Have you been hankering for a movie encyclopedia about punk rock movies? Well, if so, here you have it. Destroy All Movies is the real deal. It’s monstrous, it’s beautifully laid out, and it’s expertly written. The book covers it all, from the obvious like the Decline movies and Suburbia to the No Wave Films to The Cinema of Transgression to the no budget, sub-underground shenanigans of folks like Dave Markey, Jon Moritsugu, and myself. I had no idea I was even in the book until I saw a copy at the MOMA. Like the narcissist that I am, I thumbed through the index, found my name and quickly flipped to page 179 for the review of I’m Not Fascinating. Brutal and funny. Fascinating gets dubbed as “The least likely punk feature ever shot,” and labeled as a “self-loathing vanity project”. Backhanded compliments and outright disdain for the film ensue, but I must say this is one of the best/funniest reviews of the movie ever, so I’m down. But in all seriousness the book is fantastic. It is equal parts reverential and snarky. Amidst the onslaught of reviews, the book intersperses interviews and with players like Markey, Alan Arkush (Rock and Roll High School) and Slava Tsukerman (Liquid Sky). As for the reviews, every movie that ever featured a punk in passing comes under the microscope. No shit, Hannah and Her Sisters is in this thing. Now that’s punk!

Radical Light: Alternative Film & Video in the San Francisco Bay Area, 1945-2000 (edited by Steve Anker, Kathy Geritz, Steve Seid).

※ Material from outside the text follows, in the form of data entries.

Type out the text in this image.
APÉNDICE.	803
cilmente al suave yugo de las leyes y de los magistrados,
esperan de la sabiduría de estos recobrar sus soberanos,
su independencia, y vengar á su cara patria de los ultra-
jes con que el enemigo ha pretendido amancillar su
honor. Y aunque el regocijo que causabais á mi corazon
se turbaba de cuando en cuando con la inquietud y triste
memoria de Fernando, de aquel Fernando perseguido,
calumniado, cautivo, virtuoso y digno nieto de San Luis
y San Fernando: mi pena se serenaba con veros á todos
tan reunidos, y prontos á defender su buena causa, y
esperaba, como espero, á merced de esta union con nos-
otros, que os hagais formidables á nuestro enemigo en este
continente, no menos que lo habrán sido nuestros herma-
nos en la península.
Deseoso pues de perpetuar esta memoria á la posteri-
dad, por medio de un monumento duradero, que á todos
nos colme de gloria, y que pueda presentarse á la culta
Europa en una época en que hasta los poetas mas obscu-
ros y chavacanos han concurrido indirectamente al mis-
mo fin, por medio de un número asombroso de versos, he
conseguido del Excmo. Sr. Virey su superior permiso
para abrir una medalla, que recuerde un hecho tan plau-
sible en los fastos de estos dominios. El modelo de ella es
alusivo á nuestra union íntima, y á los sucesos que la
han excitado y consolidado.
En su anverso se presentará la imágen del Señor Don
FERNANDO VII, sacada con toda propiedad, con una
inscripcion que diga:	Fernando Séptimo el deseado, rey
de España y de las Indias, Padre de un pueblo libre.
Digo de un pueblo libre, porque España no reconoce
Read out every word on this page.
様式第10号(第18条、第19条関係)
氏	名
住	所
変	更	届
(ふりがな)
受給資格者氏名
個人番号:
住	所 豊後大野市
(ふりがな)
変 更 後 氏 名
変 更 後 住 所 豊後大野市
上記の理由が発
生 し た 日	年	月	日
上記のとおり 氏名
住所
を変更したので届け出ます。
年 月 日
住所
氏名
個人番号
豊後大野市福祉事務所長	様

Could there be two film books more different in tone than Destroy All Movies and Radical Light? I don’t think so, but I do know that I and am proud to be in both. I always contended that my films were a mixture of highbrow and lowbrow art. Being included in both of these books makes me feel, that perhaps, I’m not full of hot air on that account. I just picked up Radical Light at the library and am not that deep in yet, but I am blown away. Radical Light looks at the history of Bay Area experimental cinema from its roots in the 40s through the early part of this century. It’s a loving homage to the city, to its artists, and to the institutions that fostered the creativity within the Bay Area art scene. Interviews, essays and ephemera fill the pages. Reminisces and insights delivered by curators, art historians and the filmmakers themselves give the book academic and cultural heft. The book also connects the dots between the various art and cultural movements at play in the Bay. San Francisco has always exhibited a distinctive brand of counterculture, subversion, and pranksterism. The Bay Area has always been a place where experimentalism has often trumped careerism. Radical Light does much to unearth how and why that spirit of adventure has come to be and developed such strong roots. Can’t wait to really dig in.